Esarhaddon gestured to the observation port above them, as men and ships and dark creatures all died in a great conflagration. “I stand now with the power to bring an end to this weak race of Man, and the Emperor they put forth to save them from their own indolence. The hour is far too late, Son of Baal. The Imperium shall burn.”
“You would burn it all? All we have worked to build? You more than anyone know the price Humanity has paid in blood to carve our place in the galaxy. Was it all for nothing?” The Angel said. With a loud clang, his weapons dropped to the floor. He stepped towards Esarhaddon, arms held wide. “We are brothers, Horus. Look into your soul; you know that this cannot be the way. Can you truly kill me?”
The talons of Esarhaddon’s claws dug deep into the plated ceramite of the Angel’s armor, in through the belly, drawn slowly and inexorably upwards to shear through twin hearts.
“I have killed you again and again, Angel,” Esarhaddon said with a growl. “For thousands of years, I have shed your blood, and now I will shed that of your Emperor and shatter his beloved Terra. Know your failure as you die. Know that you could not save the Imperium, or his fallen race.”
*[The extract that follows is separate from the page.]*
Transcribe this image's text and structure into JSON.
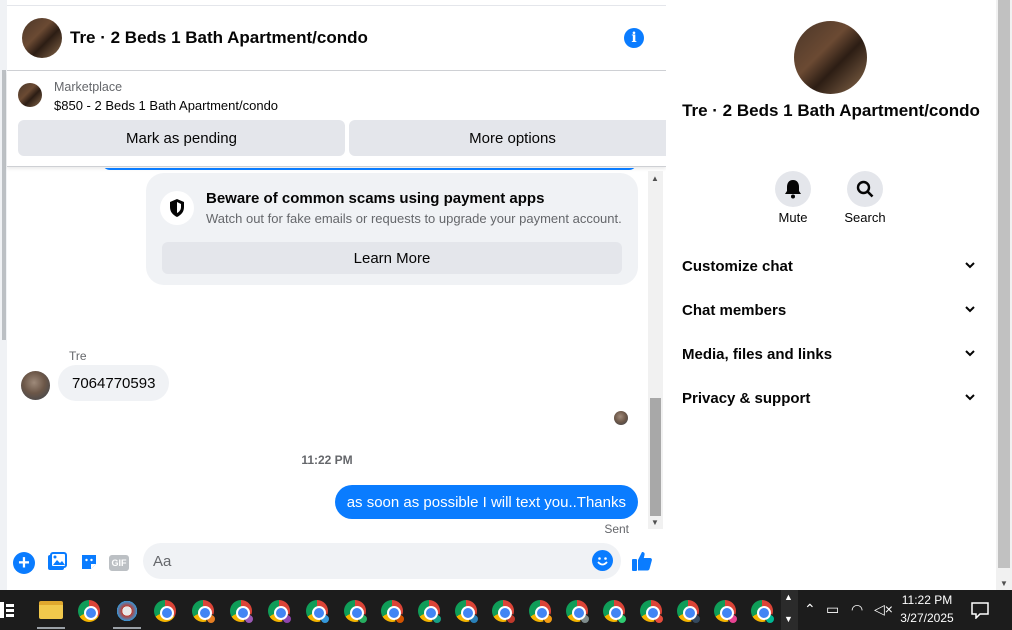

Gasping for breath that barely came, the Angel slowly backed away, then fell to his knees, lifeblood flowing to the Station’s deck from the wound in his chest. Esarhaddon stepped forward, casting his gaze down to drink in the agony of realization.
“I’m sorry, brother, that I could not...save you,” Titus said, wheezing, eyes up cast at the viewport at the battle that raged outside. “But at least I can save them.”
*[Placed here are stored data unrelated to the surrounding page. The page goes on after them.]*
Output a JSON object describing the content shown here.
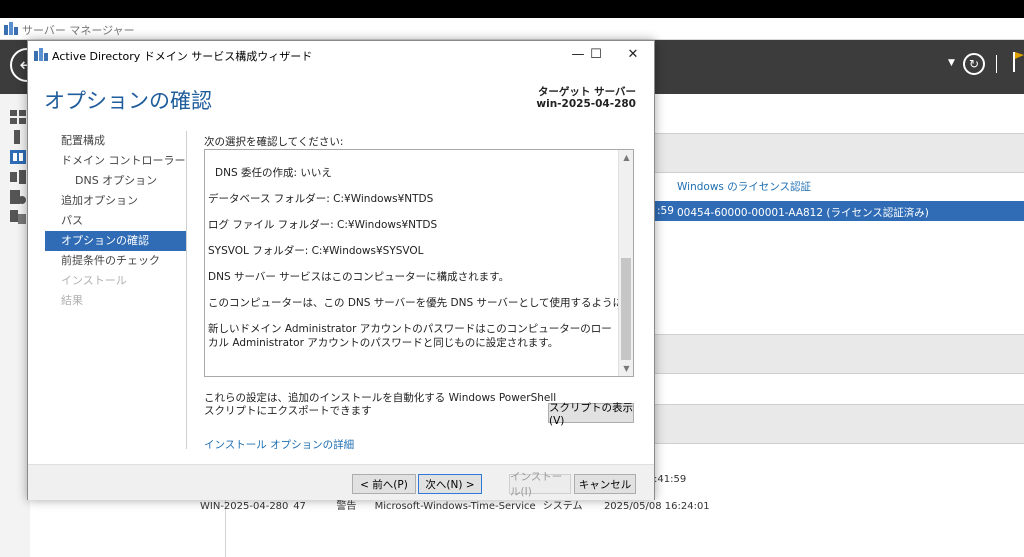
{
  "server_manager": {
    "title": "サーバー マネージャー",
    "table": {
      "column_header": "Windows のライセンス認証",
      "selected_row": {
        "time": ":59",
        "license_key": "00454-60000-00001-AA812 (ライセンス認証済み)"
      }
    },
    "events": {
      "time_top": ":41:59",
      "row": {
        "server": "WIN-2025-04-280",
        "id": "47",
        "level": "警告",
        "source": "Microsoft-Windows-Time-Service",
        "log": "システム",
        "datetime": "2025/05/08 16:24:01"
      }
    },
    "icons": {
      "back": "back-arrow-icon",
      "refresh": "refresh-icon",
      "notifications": "flag-icon"
    }
  },
  "wizard": {
    "title": "Active Directory ドメイン サービス構成ウィザード",
    "window_buttons": {
      "minimize": "—",
      "maximize": "☐",
      "close": "✕"
    },
    "heading": "オプションの確認",
    "target_server": {
      "label": "ターゲット サーバー",
      "name": "win-2025-04-280"
    },
    "steps": [
      {
        "label": "配置構成",
        "state": "normal",
        "sub": false
      },
      {
        "label": "ドメイン コントローラー オプシ...",
        "state": "normal",
        "sub": false
      },
      {
        "label": "DNS オプション",
        "state": "normal",
        "sub": true
      },
      {
        "label": "追加オプション",
        "state": "normal",
        "sub": false
      },
      {
        "label": "パス",
        "state": "normal",
        "sub": false
      },
      {
        "label": "オプションの確認",
        "state": "active",
        "sub": false
      },
      {
        "label": "前提条件のチェック",
        "state": "normal",
        "sub": false
      },
      {
        "label": "インストール",
        "state": "disabled",
        "sub": false
      },
      {
        "label": "結果",
        "state": "disabled",
        "sub": false
      }
    ],
    "review": {
      "label": "次の選択を確認してください:",
      "lines": [
        "DNS 委任の作成: いいえ",
        "データベース フォルダー: C:¥Windows¥NTDS",
        "ログ ファイル フォルダー: C:¥Windows¥NTDS",
        "SYSVOL フォルダー: C:¥Windows¥SYSVOL",
        "DNS サーバー サービスはこのコンピューターに構成されます。",
        "このコンピューターは、この DNS サーバーを優先 DNS サーバーとして使用するように構成されます。",
        "新しいドメイン Administrator アカウントのパスワードはこのコンピューターのローカル Administrator アカウントのパスワードと同じものに設定されます。"
      ]
    },
    "export_text": "これらの設定は、追加のインストールを自動化する Windows PowerShell スクリプトにエクスポートできます",
    "view_script_button": "スクリプトの表示(V)",
    "more_link": "インストール オプションの詳細",
    "footer": {
      "back": "< 前へ(P)",
      "next": "次へ(N) >",
      "install": "インストール(I)",
      "cancel": "キャンセル"
    }
  }
}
Then the light forever faded from his eyes, and the Angel fell to the ground.
Esarhaddon stood over his body, considering those final words, then opened a channel to The Promise of Absolution, cycling through the communications and status reports from his fleet, and those of their allies. A picture began to assemble itself in his mind, and all became clear.
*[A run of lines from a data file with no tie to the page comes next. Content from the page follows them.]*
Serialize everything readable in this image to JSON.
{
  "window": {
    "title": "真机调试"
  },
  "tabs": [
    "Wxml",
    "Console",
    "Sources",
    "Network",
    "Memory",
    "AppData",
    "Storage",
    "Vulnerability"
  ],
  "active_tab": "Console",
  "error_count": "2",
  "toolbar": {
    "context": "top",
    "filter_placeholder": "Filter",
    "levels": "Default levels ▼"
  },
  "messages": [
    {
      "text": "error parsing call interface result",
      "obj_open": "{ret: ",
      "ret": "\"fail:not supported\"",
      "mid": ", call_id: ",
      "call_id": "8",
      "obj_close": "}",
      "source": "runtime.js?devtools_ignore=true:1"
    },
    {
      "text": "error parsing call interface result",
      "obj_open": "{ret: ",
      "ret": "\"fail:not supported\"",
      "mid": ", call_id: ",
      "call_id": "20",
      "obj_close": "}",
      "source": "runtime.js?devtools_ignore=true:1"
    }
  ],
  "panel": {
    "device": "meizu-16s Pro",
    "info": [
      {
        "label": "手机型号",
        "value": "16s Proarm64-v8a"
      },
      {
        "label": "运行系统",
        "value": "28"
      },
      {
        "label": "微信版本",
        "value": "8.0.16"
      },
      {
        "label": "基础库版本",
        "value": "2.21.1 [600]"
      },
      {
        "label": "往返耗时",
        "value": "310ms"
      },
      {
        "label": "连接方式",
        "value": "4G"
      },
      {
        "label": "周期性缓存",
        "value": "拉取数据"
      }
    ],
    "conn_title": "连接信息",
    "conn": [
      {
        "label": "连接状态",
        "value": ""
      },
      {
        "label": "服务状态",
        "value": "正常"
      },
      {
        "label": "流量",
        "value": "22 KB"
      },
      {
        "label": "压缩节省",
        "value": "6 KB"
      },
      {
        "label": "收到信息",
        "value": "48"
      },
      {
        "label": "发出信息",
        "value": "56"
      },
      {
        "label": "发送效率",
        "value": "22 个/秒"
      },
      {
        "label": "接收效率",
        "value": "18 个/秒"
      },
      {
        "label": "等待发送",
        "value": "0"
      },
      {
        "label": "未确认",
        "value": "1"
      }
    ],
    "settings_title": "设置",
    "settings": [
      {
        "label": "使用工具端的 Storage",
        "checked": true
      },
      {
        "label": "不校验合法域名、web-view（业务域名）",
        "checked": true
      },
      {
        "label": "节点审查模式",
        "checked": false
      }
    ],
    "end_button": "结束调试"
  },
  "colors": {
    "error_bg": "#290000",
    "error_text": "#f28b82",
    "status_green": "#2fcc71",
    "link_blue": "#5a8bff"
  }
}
A long, rasping breath exhaled from the Lord of the Sicarii, his cracked and wrinkled brow furrowing with cold fury. “Gorath,” he spoke softly. “You fool.” Then, with a simple set of keystrokes entered into a keypad in the thigh of his armor, he engaged the teleportation sequence that would return him to a wounded fleet and a meager existence of little more than sustenance. A bright flash enveloped the hallway, and Esarhaddon was gone.